Depuis plusieurs mois, je ne suis plus en mesure de cautionner plusieurs gestes posés par le maire, monsieur Stéphane Maher et son entourage proche. La situation est devenue hautement inconfortable, et même toxique, surtout depuis les élections de novembre 2017. Récemment, la demande de monsieur Maher de me retirer de la présidence du parti a été la goutte qui a fait déborder le vase.

Depuis plusieurs mois, j’ai subi de l’intimidation, du contrôle et j’ai été témoin de magouilles, de paranoïa et d’abus de pouvoir. Non seulement cette ambiance de travail est nocive et épuisante, mais j’en suis aussi venue à la conclusion qu’elle brimait ma capacité à effectuer mon rôle d’élue, représentante des citoyens, en toute liberté, sans contrôle ni tentative de muselage ou craintes de représailles.
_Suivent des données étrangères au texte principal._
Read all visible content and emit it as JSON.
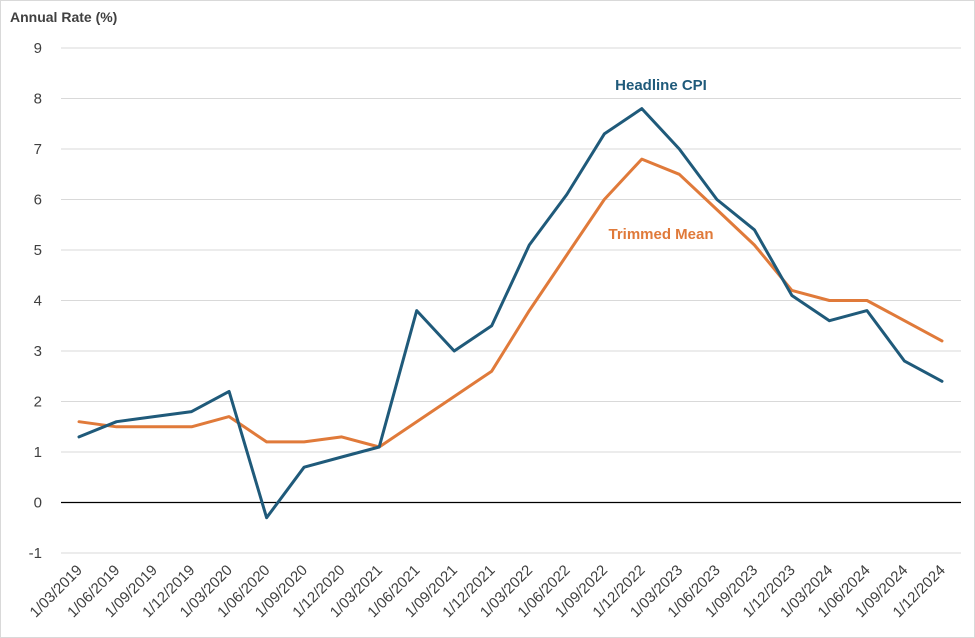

Actuellement, je suis dans l’impression que Stéphane Maher et son adjoint, Simon Geraghty, exercent de la pression, du contrôle et font preuve de manipulation envers les conseillers, afin qu’ils puissent arriver à leurs propres fins, dans leurs intérêts à eux, et non pas dans l’intérêt des citoyens.

Je tiens aussi à préciser que j’endosse les dires de Nathalie Lasalle, démissionnaire et aujourd’hui conseillère indépendante. Je peux témoigner que ce qu’elle a dit lors de sa démission était véridique et que comme elle, j’ai aussi vu à plusieurs occasions les manœuvres de contrôle abusif de la part du noyau du cabinet du maire.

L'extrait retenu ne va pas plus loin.